Vincent Giordano Corp. Talks About Its High-Pressure Pasteurization System

Nov. 7, 2011
After a scare when product showed up with listeria in Georgia in 2005, Guy Giordano of Vincent Giordano Corp. bought an HPP system as a food safety measure.

A mixture of fear and seeing great potential motivated Guy Giordano to buy a high-pressure pasteurization system (HPP) just over a year ago. “We had a single product show up with listeria in Georgia in 2005. All told, that incident cost me $4 million,” Giordano recalls. “I don’t even think it was our fault, but there’s no way to be sure.”
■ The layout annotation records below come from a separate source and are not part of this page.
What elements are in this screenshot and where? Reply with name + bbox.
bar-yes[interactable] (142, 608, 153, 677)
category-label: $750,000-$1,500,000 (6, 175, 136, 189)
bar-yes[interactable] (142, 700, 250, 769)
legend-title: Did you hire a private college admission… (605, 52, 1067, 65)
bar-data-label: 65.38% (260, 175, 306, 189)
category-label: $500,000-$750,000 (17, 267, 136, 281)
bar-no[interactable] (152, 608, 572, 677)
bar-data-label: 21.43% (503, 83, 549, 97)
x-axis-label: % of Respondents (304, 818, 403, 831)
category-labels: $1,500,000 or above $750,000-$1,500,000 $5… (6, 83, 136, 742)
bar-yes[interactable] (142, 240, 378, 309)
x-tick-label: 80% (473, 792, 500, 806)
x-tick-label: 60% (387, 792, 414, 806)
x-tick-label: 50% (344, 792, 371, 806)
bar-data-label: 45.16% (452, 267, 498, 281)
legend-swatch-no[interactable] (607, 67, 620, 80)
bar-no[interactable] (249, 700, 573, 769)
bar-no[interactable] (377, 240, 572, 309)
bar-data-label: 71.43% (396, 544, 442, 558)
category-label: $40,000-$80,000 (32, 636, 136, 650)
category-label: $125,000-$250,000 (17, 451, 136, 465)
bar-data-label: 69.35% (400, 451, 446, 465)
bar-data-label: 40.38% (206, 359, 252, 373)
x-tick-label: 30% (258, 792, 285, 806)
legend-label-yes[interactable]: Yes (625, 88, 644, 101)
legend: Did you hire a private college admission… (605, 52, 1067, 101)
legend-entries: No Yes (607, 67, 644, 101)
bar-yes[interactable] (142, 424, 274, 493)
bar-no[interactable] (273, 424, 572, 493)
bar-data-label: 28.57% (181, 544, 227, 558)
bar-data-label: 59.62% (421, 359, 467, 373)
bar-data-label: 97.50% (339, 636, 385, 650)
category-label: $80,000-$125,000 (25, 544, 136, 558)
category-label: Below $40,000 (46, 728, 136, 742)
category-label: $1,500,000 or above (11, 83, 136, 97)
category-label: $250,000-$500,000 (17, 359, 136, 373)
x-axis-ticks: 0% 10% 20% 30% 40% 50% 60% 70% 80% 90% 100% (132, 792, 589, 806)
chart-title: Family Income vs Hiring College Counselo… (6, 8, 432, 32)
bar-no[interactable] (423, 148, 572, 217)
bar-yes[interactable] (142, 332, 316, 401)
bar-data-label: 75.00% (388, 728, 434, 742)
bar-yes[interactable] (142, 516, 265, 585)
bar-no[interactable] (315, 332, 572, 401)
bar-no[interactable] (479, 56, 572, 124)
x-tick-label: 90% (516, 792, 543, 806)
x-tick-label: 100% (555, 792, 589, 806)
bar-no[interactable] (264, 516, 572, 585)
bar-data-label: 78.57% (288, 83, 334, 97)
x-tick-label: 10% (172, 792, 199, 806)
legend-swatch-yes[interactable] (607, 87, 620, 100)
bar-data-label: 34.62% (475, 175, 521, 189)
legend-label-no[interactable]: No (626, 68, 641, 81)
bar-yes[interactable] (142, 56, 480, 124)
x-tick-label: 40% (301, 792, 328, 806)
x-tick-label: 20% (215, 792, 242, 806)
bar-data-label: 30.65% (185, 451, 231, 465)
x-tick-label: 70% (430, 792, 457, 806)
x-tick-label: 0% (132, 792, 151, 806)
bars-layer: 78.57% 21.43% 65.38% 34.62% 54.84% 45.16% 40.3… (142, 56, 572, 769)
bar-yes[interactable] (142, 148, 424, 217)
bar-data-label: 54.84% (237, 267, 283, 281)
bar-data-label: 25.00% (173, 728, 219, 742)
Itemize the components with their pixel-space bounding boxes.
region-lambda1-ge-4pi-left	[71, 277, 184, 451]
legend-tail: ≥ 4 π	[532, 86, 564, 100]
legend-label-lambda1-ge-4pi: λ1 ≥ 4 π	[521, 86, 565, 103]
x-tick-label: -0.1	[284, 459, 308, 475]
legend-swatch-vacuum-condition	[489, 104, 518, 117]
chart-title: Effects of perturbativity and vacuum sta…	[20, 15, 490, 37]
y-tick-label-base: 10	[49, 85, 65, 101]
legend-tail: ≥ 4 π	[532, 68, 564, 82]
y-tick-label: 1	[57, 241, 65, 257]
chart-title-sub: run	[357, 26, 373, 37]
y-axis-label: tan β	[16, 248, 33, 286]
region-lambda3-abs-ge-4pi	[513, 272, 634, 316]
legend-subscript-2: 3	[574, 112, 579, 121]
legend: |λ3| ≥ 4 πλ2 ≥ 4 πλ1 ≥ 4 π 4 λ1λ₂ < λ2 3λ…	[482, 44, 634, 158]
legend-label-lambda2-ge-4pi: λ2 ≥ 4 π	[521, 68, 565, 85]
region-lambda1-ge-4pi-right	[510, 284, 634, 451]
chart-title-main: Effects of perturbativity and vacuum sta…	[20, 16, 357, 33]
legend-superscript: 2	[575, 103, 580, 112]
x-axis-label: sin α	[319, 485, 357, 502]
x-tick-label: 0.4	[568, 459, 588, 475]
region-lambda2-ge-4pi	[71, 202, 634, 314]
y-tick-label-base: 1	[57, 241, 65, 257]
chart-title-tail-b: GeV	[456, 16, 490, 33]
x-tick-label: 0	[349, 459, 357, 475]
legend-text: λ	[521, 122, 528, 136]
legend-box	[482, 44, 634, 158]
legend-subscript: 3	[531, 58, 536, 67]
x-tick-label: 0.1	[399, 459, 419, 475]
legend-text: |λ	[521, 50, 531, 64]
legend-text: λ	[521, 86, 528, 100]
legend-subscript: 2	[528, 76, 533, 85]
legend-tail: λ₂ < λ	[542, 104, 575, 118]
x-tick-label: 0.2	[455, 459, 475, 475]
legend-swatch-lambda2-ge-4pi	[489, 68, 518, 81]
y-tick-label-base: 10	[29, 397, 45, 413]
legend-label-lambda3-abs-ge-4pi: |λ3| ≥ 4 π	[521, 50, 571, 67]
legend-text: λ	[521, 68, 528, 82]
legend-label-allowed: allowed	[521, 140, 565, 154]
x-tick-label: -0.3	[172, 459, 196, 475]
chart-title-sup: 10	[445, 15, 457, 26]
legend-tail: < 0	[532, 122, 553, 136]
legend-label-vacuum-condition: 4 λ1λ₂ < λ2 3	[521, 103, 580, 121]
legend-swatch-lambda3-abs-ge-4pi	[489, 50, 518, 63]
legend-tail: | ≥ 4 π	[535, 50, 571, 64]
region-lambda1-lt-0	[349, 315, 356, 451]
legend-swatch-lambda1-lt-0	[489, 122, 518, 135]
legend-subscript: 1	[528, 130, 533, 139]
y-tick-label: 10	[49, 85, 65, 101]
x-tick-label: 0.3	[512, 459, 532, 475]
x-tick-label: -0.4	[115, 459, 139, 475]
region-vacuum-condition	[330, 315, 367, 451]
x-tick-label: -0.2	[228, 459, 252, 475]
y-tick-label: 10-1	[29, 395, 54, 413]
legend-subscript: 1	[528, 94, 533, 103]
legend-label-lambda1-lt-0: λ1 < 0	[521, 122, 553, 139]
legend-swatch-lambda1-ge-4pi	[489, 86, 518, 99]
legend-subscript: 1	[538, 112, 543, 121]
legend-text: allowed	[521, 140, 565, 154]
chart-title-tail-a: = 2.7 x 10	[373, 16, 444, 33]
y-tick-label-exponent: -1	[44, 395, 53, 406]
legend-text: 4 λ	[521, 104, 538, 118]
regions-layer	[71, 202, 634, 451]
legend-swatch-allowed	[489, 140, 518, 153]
But he didn’t want it ever to happen again. Not for the public health danger. Not for the danger it posed to the survival of his company, Vincent Giordano Corp. (www.vgiordano.com), and his plans to turn over that company to his children.

The Giordano family has been selling food in Philadelphia for more than 100 years. The family business evolved into Vincent Giordano Corp., supplying corned beef, roast beef, pastrami and other deli meats to area retailers, delis and restaurants. Those delicately cooked meats are susceptible to bacteria, such as listeria. Plus Giordano saw the growing trends toward minimal processing, fewer chemicals and preservatives and “natural” claims.

So he bought an HPP system from NC Hyperbaric (www.hiperbaric.com). The machine has 420 liters in its cylinder, which Giordano claims was the largest available at that time. Up to 500 lbs. of product can be loaded onto carriers, which travel horizontally into the chamber, where they are subjected to 87,000 psi of pressure for 5-7 minutes, depending upon the product.

The pressure destroys all pathogens without heat or any physical changes in the product. While food safety is the primary goal, it also extends shelf life – Giordano estimates up to four or five times.

The system was up and running in late 2010. “Now every Vincent Giordano product goes through that machine,” Giordano says, allowing him to sleep a little easier at night. Cost and utilization were other matters, however. “It’s an amazing and reliable technology – but a little expensive,” he admits. So he set up a standalone company, Safe Pac (www.safepac.biz) as a toll processor to take on as much contract work as possible to pay off the machine. Together with a new building to house the business, Giordano has invested about $4 million in Safe Pac.

“It can do deli salads, entrees and side dishes, soups, almost any ready-to-eat food product in a sealed package,” he says. He even runs some products for competitors, who want to make an “all-natural, no preservative” claim on their packages.

This past summer, Subway honored Safe Pac, one of its suppliers, with an award for innovation in food safety.

In addition to NC Hyperbaric, HPP machines are being marketed by Avure Technologies (www.avure.com) and High Pressure Dynamics (www.highpressuredynamics.com). Plus, like Safe Pac, a number of processors and contract manufacturers that have invested in HPP machines also are offering toll processing on their systems.